About the Author:
A. N. WILSON is the author of biographies on Jesus, Milton, Tolstoy, C. S. Lewis and Dante. His acclaimed histories, The Victorians and God’s Funeral, have made him an authority on Victorian-era Great Britain. A former columnist for the London Evening Standard, he now contributes to the Times Literary Supplement, New Statesman, the Spectator, the Observer and the Daily Mail.
From Publishers Weekly:
In another of the mildly wicked dissections of the English character at which he excels, novelist ( Love Unknown ) and biographer ( Tolstoy ) Wilson attacks the unscrupulous practices of some members of the literary community while spinning the coming-of-age story of Julian Ramsay.
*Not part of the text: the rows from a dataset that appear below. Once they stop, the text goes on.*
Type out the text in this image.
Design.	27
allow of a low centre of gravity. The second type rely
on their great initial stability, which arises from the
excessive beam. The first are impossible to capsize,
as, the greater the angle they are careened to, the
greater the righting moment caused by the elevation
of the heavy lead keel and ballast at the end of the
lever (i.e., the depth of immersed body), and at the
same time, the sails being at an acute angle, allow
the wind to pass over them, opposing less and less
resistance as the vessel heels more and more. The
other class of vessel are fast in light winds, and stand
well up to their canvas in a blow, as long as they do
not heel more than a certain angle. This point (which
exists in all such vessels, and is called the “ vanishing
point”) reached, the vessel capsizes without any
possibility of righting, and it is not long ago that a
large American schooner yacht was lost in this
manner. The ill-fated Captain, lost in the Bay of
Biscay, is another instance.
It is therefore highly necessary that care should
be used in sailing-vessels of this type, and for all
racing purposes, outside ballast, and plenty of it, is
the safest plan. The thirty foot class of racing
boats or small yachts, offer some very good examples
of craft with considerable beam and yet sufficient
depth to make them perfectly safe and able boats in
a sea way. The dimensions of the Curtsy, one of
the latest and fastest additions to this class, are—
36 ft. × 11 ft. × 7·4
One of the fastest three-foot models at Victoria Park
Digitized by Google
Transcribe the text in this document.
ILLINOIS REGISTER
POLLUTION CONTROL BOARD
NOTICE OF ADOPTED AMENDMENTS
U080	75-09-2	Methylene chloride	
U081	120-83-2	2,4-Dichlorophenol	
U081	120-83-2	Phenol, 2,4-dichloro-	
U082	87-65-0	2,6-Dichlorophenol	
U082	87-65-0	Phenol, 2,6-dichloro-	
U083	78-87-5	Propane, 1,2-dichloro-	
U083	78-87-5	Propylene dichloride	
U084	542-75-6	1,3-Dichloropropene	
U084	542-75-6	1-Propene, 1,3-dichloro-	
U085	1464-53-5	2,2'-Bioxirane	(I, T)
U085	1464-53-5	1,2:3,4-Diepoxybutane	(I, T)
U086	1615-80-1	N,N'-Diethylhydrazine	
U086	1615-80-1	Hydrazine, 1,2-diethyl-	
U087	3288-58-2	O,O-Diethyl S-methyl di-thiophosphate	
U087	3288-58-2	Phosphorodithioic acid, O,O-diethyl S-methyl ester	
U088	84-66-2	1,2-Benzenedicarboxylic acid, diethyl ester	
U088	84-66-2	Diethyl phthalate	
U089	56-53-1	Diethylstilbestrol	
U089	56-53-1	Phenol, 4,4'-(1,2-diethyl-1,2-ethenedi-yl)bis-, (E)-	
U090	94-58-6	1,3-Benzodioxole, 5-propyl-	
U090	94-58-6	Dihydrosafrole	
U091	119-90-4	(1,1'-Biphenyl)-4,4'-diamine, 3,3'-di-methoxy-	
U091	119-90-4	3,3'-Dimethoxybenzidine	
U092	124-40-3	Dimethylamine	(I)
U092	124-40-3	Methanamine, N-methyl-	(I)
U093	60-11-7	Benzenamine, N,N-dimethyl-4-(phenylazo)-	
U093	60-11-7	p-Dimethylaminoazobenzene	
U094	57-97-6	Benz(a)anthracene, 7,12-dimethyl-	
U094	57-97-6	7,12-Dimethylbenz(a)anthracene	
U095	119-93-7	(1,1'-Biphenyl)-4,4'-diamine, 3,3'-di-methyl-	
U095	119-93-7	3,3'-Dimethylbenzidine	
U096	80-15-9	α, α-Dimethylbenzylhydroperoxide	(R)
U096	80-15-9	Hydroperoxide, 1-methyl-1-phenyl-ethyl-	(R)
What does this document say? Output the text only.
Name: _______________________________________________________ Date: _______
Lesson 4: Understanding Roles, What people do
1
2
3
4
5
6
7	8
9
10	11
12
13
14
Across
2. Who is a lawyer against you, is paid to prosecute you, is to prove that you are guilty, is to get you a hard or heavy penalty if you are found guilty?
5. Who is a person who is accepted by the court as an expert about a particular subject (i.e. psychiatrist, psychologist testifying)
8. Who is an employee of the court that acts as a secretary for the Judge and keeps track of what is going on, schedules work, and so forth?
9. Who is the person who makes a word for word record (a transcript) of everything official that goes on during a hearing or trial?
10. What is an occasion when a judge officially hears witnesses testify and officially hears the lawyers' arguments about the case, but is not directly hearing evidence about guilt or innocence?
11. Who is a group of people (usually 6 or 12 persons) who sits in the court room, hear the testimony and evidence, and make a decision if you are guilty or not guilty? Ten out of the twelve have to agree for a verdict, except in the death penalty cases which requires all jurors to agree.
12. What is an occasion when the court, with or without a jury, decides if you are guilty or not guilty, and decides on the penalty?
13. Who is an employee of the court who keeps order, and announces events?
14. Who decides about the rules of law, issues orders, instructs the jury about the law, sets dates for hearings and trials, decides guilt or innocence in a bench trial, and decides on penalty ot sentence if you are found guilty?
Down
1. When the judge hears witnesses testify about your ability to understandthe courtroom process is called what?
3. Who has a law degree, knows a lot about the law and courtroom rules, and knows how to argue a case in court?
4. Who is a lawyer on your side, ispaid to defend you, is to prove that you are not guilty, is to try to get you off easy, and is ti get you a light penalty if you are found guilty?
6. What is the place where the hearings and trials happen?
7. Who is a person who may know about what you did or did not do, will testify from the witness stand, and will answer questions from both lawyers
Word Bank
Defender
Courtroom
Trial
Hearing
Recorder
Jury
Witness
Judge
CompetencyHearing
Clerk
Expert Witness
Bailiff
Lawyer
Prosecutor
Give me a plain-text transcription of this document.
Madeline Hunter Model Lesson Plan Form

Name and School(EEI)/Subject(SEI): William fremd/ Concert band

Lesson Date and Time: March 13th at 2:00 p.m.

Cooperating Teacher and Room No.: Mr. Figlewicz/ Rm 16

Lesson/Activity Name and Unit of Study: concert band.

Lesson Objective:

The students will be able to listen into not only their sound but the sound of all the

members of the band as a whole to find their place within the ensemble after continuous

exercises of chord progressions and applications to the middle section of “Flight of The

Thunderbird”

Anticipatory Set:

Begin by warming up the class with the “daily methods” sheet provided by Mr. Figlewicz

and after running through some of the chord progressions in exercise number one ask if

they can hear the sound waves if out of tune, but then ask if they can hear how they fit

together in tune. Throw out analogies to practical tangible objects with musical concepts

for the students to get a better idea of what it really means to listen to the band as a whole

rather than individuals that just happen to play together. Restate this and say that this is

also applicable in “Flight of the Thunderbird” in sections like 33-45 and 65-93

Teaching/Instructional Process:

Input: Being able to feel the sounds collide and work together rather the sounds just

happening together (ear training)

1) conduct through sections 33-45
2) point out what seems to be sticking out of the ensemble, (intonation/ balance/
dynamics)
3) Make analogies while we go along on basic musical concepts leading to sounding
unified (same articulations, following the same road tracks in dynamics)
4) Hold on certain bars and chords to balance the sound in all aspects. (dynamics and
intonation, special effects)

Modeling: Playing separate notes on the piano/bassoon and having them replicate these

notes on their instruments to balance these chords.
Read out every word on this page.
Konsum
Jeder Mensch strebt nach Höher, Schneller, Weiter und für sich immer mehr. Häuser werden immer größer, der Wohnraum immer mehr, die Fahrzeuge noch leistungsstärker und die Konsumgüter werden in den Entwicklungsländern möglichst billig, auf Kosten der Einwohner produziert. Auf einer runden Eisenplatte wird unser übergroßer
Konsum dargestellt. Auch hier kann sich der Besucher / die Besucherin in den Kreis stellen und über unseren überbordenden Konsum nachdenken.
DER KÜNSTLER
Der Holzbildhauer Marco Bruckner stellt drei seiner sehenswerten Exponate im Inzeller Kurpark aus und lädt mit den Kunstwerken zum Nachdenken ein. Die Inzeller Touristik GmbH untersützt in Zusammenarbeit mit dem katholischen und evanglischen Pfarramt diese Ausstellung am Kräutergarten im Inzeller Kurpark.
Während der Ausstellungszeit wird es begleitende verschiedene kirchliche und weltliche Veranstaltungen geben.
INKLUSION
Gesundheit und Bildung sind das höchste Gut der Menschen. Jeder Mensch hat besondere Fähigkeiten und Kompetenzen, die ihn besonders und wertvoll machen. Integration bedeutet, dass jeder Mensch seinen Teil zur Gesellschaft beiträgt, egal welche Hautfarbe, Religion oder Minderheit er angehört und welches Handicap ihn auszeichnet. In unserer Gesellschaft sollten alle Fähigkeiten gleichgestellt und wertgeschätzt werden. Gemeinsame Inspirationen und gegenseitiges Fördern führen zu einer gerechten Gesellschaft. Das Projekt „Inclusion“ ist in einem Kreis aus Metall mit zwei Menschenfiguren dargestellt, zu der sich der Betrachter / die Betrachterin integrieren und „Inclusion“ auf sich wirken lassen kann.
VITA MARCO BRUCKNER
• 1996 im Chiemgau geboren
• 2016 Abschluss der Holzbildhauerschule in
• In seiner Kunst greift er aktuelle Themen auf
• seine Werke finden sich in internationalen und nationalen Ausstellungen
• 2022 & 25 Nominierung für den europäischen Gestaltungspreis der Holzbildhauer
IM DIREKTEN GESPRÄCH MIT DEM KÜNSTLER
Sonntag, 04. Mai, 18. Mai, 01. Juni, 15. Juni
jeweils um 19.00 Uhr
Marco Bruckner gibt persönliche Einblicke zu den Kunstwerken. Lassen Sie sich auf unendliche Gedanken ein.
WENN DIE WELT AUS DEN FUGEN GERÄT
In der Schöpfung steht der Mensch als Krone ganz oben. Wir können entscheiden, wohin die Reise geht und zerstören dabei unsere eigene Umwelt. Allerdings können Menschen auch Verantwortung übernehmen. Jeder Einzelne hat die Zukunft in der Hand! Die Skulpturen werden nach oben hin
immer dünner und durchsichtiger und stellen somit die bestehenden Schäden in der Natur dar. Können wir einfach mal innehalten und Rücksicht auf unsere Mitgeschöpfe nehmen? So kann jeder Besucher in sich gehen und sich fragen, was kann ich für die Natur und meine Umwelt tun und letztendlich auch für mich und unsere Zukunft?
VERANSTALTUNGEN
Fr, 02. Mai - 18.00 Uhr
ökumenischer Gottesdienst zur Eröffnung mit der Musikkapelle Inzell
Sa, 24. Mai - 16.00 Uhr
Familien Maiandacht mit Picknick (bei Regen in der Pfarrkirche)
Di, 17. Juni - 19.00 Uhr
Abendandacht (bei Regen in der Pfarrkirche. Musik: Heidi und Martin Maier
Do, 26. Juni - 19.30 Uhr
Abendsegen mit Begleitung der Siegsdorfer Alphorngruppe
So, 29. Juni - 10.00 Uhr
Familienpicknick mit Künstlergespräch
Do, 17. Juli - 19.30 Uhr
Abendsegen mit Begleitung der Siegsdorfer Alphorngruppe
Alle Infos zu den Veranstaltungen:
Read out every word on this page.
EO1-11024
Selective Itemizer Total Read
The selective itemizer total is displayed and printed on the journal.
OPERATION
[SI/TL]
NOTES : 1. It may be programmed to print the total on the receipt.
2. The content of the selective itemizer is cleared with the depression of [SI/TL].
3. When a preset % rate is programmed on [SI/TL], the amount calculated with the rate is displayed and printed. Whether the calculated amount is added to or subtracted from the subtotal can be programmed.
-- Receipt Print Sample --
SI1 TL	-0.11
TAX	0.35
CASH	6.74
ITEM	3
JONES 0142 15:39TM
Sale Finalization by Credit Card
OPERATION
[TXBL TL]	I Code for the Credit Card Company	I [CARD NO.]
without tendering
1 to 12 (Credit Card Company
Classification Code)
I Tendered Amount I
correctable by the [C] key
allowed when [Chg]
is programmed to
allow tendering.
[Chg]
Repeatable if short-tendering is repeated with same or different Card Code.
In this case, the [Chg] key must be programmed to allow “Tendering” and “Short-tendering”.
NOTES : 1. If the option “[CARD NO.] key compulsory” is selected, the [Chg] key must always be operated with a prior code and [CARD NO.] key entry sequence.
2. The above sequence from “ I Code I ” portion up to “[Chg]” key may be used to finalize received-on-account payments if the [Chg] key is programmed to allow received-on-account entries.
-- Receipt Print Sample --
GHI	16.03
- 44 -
Orphaned during the blitz, Julian has been brought up by his aunt and uncle in a small East Anglian village. Eccentric Uncle Roy, a vicar, is obsessed with the aristocratic Lampitt family, overvaluing his friendship with Sargent Lampitt, who treats him with snobbish disdain. Sargent's brother, belle-lettrist James Petworth Lampitt, dies offstage but remains squarely at the center of events because of a biography of him written by Raphael Hunter, a legendary charmer and seducer destined for a pivotal role in Julian's life. While the narrative tension centers around the sinister implications of Raphael's behavior, the revelations thus far (this is the first book of a trilogy) do not quite bear out the ominous foreshadowing. Enlivened by some darkly funny scenes set in the "English Gulag" (Wilson's name for prep schools) and by a series of wonderful character portraits, the book also delivers trenchant commentary on the nature of the literary art, particularly the gossip-centered, prurient biographies so much the rage today.